Oakland voters approve marijuana tax

It is the first US city to assess such a tax, which could raise almost $300,000 in revenue next year. Opponents of the measure say it opens the door to more crime and heavier drug use.

Oakland, Calif., on Tuesday became the first city in the US to assess a tax on marijuana.

State and national advocates of the tax say the victory is a significant turning point in the history of cannabis use, paving the way for taxation in other communities and states and establishing more social acceptance of marijuana use.

Opponents say an irreversible threshold has been crossed, opening the door to more crime and heavier drug use.

By a wide margin of 80 percent to 20 percent, Oakland voters said "yes" to Measure F, which asked: "Shall City of Oakland's business tax, which currently imposes a tax rate of $1.20 per $1,000 on 'cannabis business' gross receipts, be amended to establish a new tax rate of $18 per $1,000 of gross receipts?"

"The voters of Oakland have sent a message to the nation that cannabis is better treated as a legitimate, tax-paying business than as a cause of crime and futile law-enforcement expenditures," says Dale Gieringer, California state coordinator for the National Organization for the Reform of Marijuana Laws.

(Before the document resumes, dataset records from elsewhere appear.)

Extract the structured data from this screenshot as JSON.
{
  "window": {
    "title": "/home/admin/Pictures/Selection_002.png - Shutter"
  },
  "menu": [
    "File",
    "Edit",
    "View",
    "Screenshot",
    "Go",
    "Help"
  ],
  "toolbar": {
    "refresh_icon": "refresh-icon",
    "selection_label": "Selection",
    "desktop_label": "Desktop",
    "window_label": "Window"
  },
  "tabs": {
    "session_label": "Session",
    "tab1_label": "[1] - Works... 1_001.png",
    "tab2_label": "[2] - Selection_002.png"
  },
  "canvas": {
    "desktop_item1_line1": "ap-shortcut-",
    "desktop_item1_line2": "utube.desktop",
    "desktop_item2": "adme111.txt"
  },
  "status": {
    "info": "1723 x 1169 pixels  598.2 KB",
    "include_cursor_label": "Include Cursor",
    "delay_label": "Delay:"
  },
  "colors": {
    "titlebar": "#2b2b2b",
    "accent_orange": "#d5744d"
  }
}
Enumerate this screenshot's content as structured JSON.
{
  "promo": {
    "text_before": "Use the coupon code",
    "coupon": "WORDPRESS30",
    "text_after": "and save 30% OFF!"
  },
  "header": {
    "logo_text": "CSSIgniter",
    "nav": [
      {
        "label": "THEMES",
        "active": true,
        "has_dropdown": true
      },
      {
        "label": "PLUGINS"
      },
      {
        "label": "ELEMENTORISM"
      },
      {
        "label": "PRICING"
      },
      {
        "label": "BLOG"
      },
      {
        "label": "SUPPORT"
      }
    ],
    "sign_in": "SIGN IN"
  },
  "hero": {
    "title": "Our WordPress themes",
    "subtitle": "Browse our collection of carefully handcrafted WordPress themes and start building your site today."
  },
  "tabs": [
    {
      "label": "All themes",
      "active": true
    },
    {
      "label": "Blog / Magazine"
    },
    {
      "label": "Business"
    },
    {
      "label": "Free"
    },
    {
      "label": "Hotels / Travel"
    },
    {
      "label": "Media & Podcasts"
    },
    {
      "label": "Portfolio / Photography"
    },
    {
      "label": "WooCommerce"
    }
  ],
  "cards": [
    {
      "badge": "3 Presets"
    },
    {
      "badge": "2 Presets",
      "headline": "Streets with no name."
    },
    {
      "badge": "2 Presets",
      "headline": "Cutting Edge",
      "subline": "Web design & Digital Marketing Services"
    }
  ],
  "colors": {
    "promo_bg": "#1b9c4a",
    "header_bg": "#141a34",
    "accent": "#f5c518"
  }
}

The city estimates that the measure will raise $294,000 in additional tax revenue in 2010 and more in future years. Some say the measure will provide funds to help offset the city's current $83 million deficit as well as allow police to direct their limited resources to more serious crimes and drug offenses.

"The public is more interested in having money to preserve social services and fight more important crimes," says Sam Singer, a Berkeley resident and well-known PR consultant.

Mr. Singer and others say that since the passage of Proposition 218 in 1996 – which made marijuana available by prescription to relieve pain and nausea – marijuana use in California has existed behind a "false front": Users can go to a doctor, complain of symptoms, and for about $100, get the doctor to write them a prescription for the drug. A state-issued card lasts for one year.

"It's so easy to get a card that it's almost as if physicians will help lead you to your story of chronic pain, insomnia, fatigue, etc.," says John Diaz, editorial page editor of the San Francisco Chronicle.

Oakland has not so much cleared up the marijuana issue so much as found a way to contain it, Mr. Diaz says. The city is giving permits to only four clubs, compared with a few dozen in San Francisco and about 800 in Los Angeles.

Federal law still prohibits the use and sale of marijuana, although US Attorney General Eric Holder has said that federal law enforcement will no longer conduct raids in the states that have legalized medical-marijuana use. Nationwide, about 775,000 people were arrested for marijuana possession in 2007.

"It takes a lot of time, attention, and money to bust, prosecute, and then incarcerate marijuana users," Singer says. "Given the economy, this is a move that will be welcomed not just in Oakland, but most likely in major urban cities across the nation."

Some residents in nearby communities are not happy with the Oakland vote.

"I am happy to forfeit the tax money and keep it illegal," says Trygve Mikkelsen, a Norwegian immigrant living on the Berkeley-Oakland border. The owner of a wine-rack business, Mr. Mikkelsen worked on the San Francisco waterfront in the 1970s and '80s around some people who used cannabis every day. "I preferred not to work next to them, preferred to have conversations with other individuals since they were affected by the drug," he says.

The father of three is convinced that younger people will have more access to marijuana. "I prefer that it is difficult to get a hold of and an illegal substance," he says.